Eurostat: in Sicilia 169 chilometri di doppi binari. In Lombardia sono 748, 762 in Toscana. L’Alta velocità tra le città siciliane più grandi richiesta da pendolari e turisti
PALERMO – Il divario infrastrutturale tra le due Italie è più che evidente.
Un secolo e mezzo di storia comune e un territorio ancora profondamente differenziato per qualità dei servizi del trasporto: l’Italia centro-settentrionale che corre sulle sue ‘frecce’ e quella meridionale che annaspa assistendo allo smantellamento delle sue già misere tratte.
La Regione chiede maggiore responsabilità a Roma, parole che si traducono in investimenti e impegno sul territorio. Sul tavolo delle trattative anche le modalità della perequazione infrastrutturale motivo di recente tensione tra Roma e Palermo. Per avere idea dello stato delle ferrovie dell’Isola basta leggere gli ultimi dati Eurostat, riferiti al 2008: 169 chilometri di strade ferrate con più di un binario in Sicilia a fronte di 748 chilometri in Lombardia, 683 chilometri in Emilia-Romagna, 762 chilometri in Toscana, 605 chilometri in Campania. Un esempio per illustrare una realtà che anziché trovare risoluzioni continua a colare a picco.
Nei giorni scorsi è arrivato l’ennesimo appello del comitato dei pendolari guidato da Giosuè Malaponti che in una lettera inviata al governatore Lombardo ha espresso tutto il disappunto dei viaggiatori isolani.
“Dal danno arrecato per la totale assenza di investimenti infrastrutturali – ha scritto Malaponti il 15 marzo – alla beffa per il continuo taglio di treni a lunga percorrenza tra nord-sud e del totale quasi abbandono delle merci. Le nostre linee sono sempre più disastrate e fatiscenti, mentre si ha il coraggio di dire che grazie all’Alta Velocità il Paese è più moderno ed avanzato”.
Proprio il governatore siciliano dal suo blog lo scorso febbraio aveva inserito tra le necessità improcrastinabili per futuro dell’Isola il potenziamento delle rete ferroviaria.
“A proposito di infrastrutture – si legge – l’alta capacità ferroviaria tra Palermo e Catania è a portata di mano. Per mettere in collegamento queste due grandi città con un treno che percorra il tragitto di 180 chilometri in un’ora e quarantacinque minuti, basterebbe intervenire con una cifra di 800/900 milioni di euro, non un investimento impossibile”. Coinvolgimento di tutti gli attori interessati alle vicenda, incluse le ferrovie che non possono agire incuranti delle necessità territoriali pur essendo soggetti di diritto privato.

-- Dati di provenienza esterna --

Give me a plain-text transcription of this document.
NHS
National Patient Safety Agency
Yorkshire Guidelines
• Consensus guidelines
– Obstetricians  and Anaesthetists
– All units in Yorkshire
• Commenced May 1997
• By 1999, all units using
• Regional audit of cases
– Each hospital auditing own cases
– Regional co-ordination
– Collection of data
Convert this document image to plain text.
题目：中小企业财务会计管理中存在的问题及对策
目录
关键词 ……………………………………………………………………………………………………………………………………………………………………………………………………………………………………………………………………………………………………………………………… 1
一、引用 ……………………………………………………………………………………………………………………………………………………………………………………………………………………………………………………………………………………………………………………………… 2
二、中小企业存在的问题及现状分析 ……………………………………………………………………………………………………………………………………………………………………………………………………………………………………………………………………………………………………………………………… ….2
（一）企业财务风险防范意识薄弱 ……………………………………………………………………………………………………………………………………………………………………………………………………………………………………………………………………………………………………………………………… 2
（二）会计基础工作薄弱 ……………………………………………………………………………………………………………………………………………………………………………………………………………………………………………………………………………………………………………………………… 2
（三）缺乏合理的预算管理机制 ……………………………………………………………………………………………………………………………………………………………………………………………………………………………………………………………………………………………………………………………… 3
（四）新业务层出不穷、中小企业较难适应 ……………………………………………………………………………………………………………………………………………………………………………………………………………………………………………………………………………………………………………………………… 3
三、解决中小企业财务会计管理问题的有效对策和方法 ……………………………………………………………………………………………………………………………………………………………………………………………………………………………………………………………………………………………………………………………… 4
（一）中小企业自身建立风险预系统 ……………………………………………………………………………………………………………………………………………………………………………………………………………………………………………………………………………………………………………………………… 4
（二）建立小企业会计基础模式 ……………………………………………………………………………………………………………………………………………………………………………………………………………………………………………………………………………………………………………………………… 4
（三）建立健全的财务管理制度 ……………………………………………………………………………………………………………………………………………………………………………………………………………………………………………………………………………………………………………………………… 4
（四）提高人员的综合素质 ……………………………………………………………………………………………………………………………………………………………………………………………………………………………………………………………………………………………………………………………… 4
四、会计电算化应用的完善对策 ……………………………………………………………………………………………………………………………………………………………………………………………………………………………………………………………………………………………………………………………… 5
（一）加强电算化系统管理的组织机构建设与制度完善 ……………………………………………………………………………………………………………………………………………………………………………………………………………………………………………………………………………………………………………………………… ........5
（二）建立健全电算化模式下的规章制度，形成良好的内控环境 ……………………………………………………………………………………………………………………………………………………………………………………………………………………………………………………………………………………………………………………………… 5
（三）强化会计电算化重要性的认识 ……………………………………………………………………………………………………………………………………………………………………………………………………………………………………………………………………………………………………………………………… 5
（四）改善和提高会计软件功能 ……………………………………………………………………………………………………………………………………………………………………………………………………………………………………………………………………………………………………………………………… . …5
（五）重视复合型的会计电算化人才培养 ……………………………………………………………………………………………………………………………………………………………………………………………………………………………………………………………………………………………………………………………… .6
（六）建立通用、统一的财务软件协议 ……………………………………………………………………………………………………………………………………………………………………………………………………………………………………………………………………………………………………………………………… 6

“Le scelte fino ad ora attuate dalle Ferrovie dello Stato – ha porseguito il comitato – rendono l’intero gruppo complice del ritardo dello sviluppo delle aree del Sud Italia. Un’azienda pubblica, di pubblico servizio, che dovrebbe fornire servizi di trasporto pubblico ai cittadini e che invece si considera sempre di più un’azienda privata e di mercato e che non ritiene un dovere prioritario quello di fornire il servizio universale”. A rinfocolare gli animi sullo stato isolano dei trasporti e delle infrastrutture ci aveva pensato nei giorni scorsi Marco Venturi, assessore regionale alle attività produttive, che in una dichiarazione shock spiegava come il ponte sullo stretto potesse quasi risultare secondario visti gli ingenti investimenti che necessari per l’Isola in altri settori come le ferrovie. Tuttavia, dato l’enorme deficit che la Sicilia patisce rispetto altre aree del paese, privilegiare un settore rispetto un altro potrebbe risultare oltremodo controproducente, anche perché il ponte non toglierebbe risorse ad altro e soprattutto costituirebbe il coronamento di una crescita complessiva del settore infrastrutturale.